Why do I an get error when trying to print a null pointer

Question

#include <stdio.h>
void main ()
{
    int* p = NULL;
    printf("%d", *p);
}

It prints:

Exception thrown: read access violation.
p was nullptr.

Answer 1

NULL pointers may not be dereferenced.

Doing so invokes undefined behavior, which in this case manifested in your program crashing.

This is documented in section 6.5.3.2p4 of the C standard:

4 The unary * operator denotes indirection. If the operand points to a function, the result is a function designator; if it points to an object, the result is an lvalue designating the object. If the operand has type "pointer to type", the result has type "type". If an invalid value has been assigned to the pointer, the behavior of the unary * operator is undefined. ¹⁰²⁾

102) Thus, &*E is equivalent to E (even if E is a null pointer), and &(E1[E2]) to ((E1)+(E2)). It is always true that if E is a function designator or an lvalue that is a valid operand of the unary & operator, *&E is a function designator or an lvalue equal to E. If *P is an lvalue and T is the name of an object pointer type, *(T)P is an lvalue that has a type compatible with that to which T points.

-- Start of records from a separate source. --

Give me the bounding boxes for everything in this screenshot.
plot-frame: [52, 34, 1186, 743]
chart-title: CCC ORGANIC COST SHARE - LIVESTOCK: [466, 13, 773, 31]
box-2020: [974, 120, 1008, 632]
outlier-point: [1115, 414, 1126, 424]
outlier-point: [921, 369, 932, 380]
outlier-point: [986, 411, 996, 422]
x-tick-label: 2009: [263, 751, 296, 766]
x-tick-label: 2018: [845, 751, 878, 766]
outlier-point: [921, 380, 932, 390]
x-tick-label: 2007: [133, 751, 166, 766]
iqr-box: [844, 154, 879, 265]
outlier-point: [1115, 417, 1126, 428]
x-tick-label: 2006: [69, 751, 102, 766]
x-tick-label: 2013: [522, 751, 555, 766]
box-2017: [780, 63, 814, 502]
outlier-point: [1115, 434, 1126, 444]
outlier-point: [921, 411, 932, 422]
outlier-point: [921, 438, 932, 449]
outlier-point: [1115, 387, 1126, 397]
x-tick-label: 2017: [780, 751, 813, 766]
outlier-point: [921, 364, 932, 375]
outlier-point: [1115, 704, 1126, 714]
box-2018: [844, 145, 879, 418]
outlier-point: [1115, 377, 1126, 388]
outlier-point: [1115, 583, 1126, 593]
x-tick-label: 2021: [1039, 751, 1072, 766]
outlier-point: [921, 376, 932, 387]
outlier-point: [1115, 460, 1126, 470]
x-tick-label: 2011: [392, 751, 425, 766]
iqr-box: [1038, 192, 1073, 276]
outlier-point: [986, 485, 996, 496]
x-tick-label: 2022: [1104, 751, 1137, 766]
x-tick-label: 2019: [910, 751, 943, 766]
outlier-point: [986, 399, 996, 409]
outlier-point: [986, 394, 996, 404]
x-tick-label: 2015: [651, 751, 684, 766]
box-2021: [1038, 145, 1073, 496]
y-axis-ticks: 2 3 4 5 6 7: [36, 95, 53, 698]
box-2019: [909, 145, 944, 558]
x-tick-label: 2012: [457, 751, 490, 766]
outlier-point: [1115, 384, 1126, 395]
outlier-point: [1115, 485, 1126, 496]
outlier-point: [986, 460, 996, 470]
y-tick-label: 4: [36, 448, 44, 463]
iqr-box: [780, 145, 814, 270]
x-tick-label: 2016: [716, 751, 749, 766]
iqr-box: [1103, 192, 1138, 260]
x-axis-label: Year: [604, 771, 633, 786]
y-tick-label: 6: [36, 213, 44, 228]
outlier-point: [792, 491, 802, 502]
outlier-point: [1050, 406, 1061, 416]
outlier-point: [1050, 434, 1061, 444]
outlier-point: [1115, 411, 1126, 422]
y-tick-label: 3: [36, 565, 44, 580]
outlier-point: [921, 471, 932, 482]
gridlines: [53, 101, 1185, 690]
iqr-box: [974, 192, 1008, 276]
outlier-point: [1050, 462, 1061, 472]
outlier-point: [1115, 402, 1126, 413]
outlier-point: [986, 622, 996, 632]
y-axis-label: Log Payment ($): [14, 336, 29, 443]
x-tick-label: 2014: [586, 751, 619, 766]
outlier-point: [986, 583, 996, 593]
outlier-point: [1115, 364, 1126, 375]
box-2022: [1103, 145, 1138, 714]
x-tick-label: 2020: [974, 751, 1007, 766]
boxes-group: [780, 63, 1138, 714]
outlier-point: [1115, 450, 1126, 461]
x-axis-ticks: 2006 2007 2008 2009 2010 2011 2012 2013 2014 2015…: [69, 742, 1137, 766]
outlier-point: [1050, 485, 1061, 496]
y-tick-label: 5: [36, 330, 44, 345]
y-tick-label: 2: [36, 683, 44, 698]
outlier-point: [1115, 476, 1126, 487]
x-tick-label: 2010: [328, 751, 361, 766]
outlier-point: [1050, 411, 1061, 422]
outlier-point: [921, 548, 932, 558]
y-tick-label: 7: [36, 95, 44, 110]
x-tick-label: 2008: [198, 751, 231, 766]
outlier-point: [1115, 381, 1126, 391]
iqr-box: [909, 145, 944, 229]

Among the invalid values for dereferencing a pointer by the unary * operator are a null pointer, an address inappropriately aligned for the type of object pointed to, and the address of an object after the end of its lifetime.

If you want to print the pointer itself, pass it to printf without dereferencing it and use the %p format specifier:

printf("%p\n", (void *)p);

Answer 2

The behaviour of int* p = NULL; *p; is undefined.

If you want to print out the address of p, then use "%p" as the format specifier, and drop the dereference:

printf("%p", (void*)p);

The cast to (void*) is required in order to match exactly the format specifier.